MANILA - The Philippines is among the 10 worst countries for working people, the Global Workers' Rights Index 2018 showed.
Manila got the lowest rating of 5 as there is "no guarantee of rights" in the country, the index said.
Other reasons cited were "intimidation and dismissals, violence, and repressive laws."
The index, released by the International Trade Union Confederation, rated 142 countries on a scale of 1 to 5, with 1 as the best depending on a country's compliance with collective labor rights.
"In a context of extreme state violence and suppression of civil liberties, workers and trade unionists in the Philippines faced threats and intimidation," the report read.
"Employers frequently used intimidation tactics and dismissals to prevent workers [from] establishing unions," it added.
The labor department has yet to respond to a request for comment as of this posting.
In May, President Rodrigo Duterte signed an executive order to stop illegal contractualization, among major labor issues in the Philippines.
Some labor groups were, however, disappointed as the order did not contain their proposed provision mandating direct hiring as "the general norm in employment relations."
Other countries deemed worst for working people are Algeria, Bangladesh, Cambodia, Colombia, Egypt, Guatemala, Kazakhstan, Saudi Arabia and Turkey.
Regionally, the index said the Middle East and North Africa (MENA) remain the world’s worst regions when it comes to fundamental
rights at work.
It noted how millions of migrant workers in Saudi Arabia are "trapped in modern slavery under the kafala system."

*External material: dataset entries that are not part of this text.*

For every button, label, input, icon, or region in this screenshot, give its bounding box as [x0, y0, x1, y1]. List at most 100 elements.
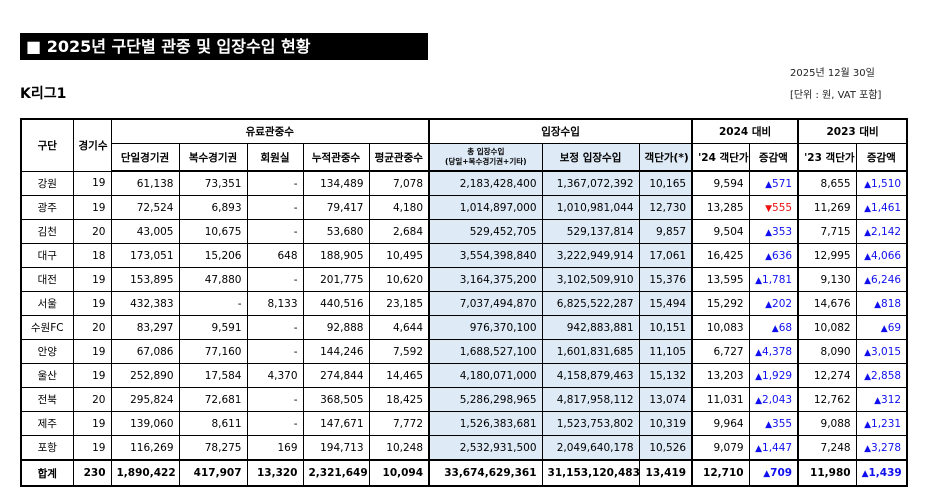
cell-average: 7,592 — [368, 339, 430, 364]
cell-single: 116,269 — [110, 435, 180, 461]
cell-change-24: ▲571 — [748, 170, 799, 196]
cell-adjusted-revenue: 529,137,814 — [541, 219, 640, 244]
change-value: 355 — [772, 417, 793, 430]
cell-per-capita: 10,151 — [638, 315, 693, 340]
cell-change-23: ▲4,066 — [855, 243, 908, 268]
cell-adjusted-revenue: 1,523,753,802 — [541, 411, 640, 436]
cell-per-capita-23: 14,676 — [797, 291, 857, 316]
table-row: 대구 18 173,051 15,206 648 188,905 10,495 3,554,3… — [20, 243, 908, 268]
cell-per-capita: 10,165 — [638, 170, 693, 196]
change-value: 555 — [772, 201, 793, 214]
change-value: 68 — [778, 321, 793, 334]
cell-change-23: ▲1,439 — [855, 459, 908, 487]
cell-total-revenue: 529,452,705 — [428, 219, 543, 244]
header-change-24: 증감액 — [748, 143, 799, 172]
header-vs-2023: 2023 대비 — [797, 118, 908, 144]
cell-per-capita: 17,061 — [638, 243, 693, 268]
table-row: 광주 19 72,524 6,893-79,417 4,180 1,014,897,000… — [20, 195, 908, 220]
header-revenue: 입장수입 — [428, 118, 693, 144]
cell-member: 169 — [246, 435, 304, 461]
cell-per-capita-23: 11,980 — [797, 459, 857, 487]
cell-change-24: ▲1,929 — [748, 363, 799, 388]
league-label: K리그1 — [20, 86, 67, 102]
triangle-up-icon: ▲ — [771, 323, 779, 334]
cell-per-capita: 13,419 — [638, 459, 693, 487]
table-row: 울산 19 252,890 17,584 4,370 274,844 14,465 4,180… — [20, 363, 908, 388]
header-adjusted-revenue: 보정 입장수입 — [541, 143, 640, 172]
cell-single: 61,138 — [110, 170, 180, 196]
cell-per-capita-24: 13,595 — [691, 267, 750, 292]
cell-per-capita-24: 13,203 — [691, 363, 750, 388]
cell-per-capita-24: 10,083 — [691, 315, 750, 340]
cell-change-24: ▲4,378 — [748, 339, 799, 364]
cell-change-23: ▲3,015 — [855, 339, 908, 364]
cell-per-capita-23: 9,088 — [797, 411, 857, 436]
cell-multi: 9,591 — [178, 315, 248, 340]
triangle-up-icon: ▲ — [864, 179, 872, 190]
cell-member: 4,370 — [246, 363, 304, 388]
cell-multi: 15,206 — [178, 243, 248, 268]
cell-per-capita-24: 9,594 — [691, 170, 750, 196]
change-value: 353 — [772, 225, 793, 238]
cell-games: 20 — [72, 219, 112, 244]
report-title: ■ 2025년 구단별 관중 및 입장수입 현황 — [20, 33, 428, 60]
triangle-up-icon: ▲ — [763, 469, 771, 479]
triangle-up-icon: ▲ — [765, 251, 773, 262]
cell-single: 432,383 — [110, 291, 180, 316]
header-paid-attendance: 유료관중수 — [110, 118, 430, 144]
cell-per-capita-23: 7,715 — [797, 219, 857, 244]
cell-adjusted-revenue: 1,010,981,044 — [541, 195, 640, 220]
change-value: 312 — [881, 393, 902, 406]
cell-adjusted-revenue: 4,158,879,463 — [541, 363, 640, 388]
cell-per-capita-24: 9,504 — [691, 219, 750, 244]
triangle-up-icon: ▲ — [864, 347, 872, 358]
cell-club: 포항 — [20, 435, 74, 461]
change-value: 2,858 — [871, 369, 902, 382]
triangle-up-icon: ▲ — [765, 419, 773, 430]
cell-per-capita: 15,132 — [638, 363, 693, 388]
cell-average: 10,620 — [368, 267, 430, 292]
cell-games: 230 — [72, 459, 112, 487]
cell-change-23: ▲2,858 — [855, 363, 908, 388]
cell-per-capita-24: 12,710 — [691, 459, 750, 487]
cell-adjusted-revenue: 3,222,949,914 — [541, 243, 640, 268]
header-cumulative: 누적관중수 — [302, 143, 370, 172]
header-club: 구단 — [20, 118, 74, 172]
table-row: 안양 19 67,086 77,160-144,246 7,592 1,688,527,1… — [20, 339, 908, 364]
cell-per-capita-23: 12,995 — [797, 243, 857, 268]
cell-change-24: ▲353 — [748, 219, 799, 244]
change-value: 3,278 — [871, 441, 902, 454]
cell-per-capita-24: 13,285 — [691, 195, 750, 220]
cell-cumulative: 201,775 — [302, 267, 370, 292]
change-value: 1,781 — [762, 273, 793, 286]
cell-member: - — [246, 195, 304, 220]
change-value: 2,142 — [871, 225, 902, 238]
cell-cumulative: 274,844 — [302, 363, 370, 388]
cell-club: 대구 — [20, 243, 74, 268]
change-value: 3,015 — [871, 345, 902, 358]
triangle-up-icon: ▲ — [755, 371, 763, 382]
cell-per-capita-24: 16,425 — [691, 243, 750, 268]
cell-cumulative: 92,888 — [302, 315, 370, 340]
cell-average: 4,644 — [368, 315, 430, 340]
table-row: 제주 19 139,060 8,611-147,671 7,772 1,526,383,6… — [20, 411, 908, 436]
change-value: 818 — [881, 297, 902, 310]
cell-change-23: ▲1,510 — [855, 170, 908, 196]
cell-change-23: ▲312 — [855, 387, 908, 412]
cell-change-23: ▲1,231 — [855, 411, 908, 436]
cell-per-capita: 11,105 — [638, 339, 693, 364]
cell-average: 14,465 — [368, 363, 430, 388]
cell-per-capita: 13,074 — [638, 387, 693, 412]
cell-member: - — [246, 170, 304, 196]
cell-change-24: ▲68 — [748, 315, 799, 340]
cell-per-capita-24: 15,292 — [691, 291, 750, 316]
cell-per-capita-23: 7,248 — [797, 435, 857, 461]
cell-member: - — [246, 267, 304, 292]
cell-games: 18 — [72, 243, 112, 268]
cell-per-capita: 15,376 — [638, 267, 693, 292]
triangle-up-icon: ▲ — [864, 275, 872, 286]
triangle-up-icon: ▲ — [874, 299, 882, 310]
cell-cumulative: 2,321,649 — [302, 459, 370, 487]
cell-single: 72,524 — [110, 195, 180, 220]
change-value: 6,246 — [871, 273, 902, 286]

A common practice in Arab countries, the kafala system requires migrant workers to have a sponsor in the host country so that a visa and worker's permit can be issued.
The Asia-Pacific region, meanwhile, is ranked as the second worst region with violations of rights ranging from regular to systematic.
Countries that received a rating of 1 are Austria Belgium, Denmark, Finland, Germany, Iceland, Ireland, Italy, the Netherlands, Norway, Slovakia, Sweden and Uruguay.
The report said there was only a "sporadic violation" of workers' rights in these countries.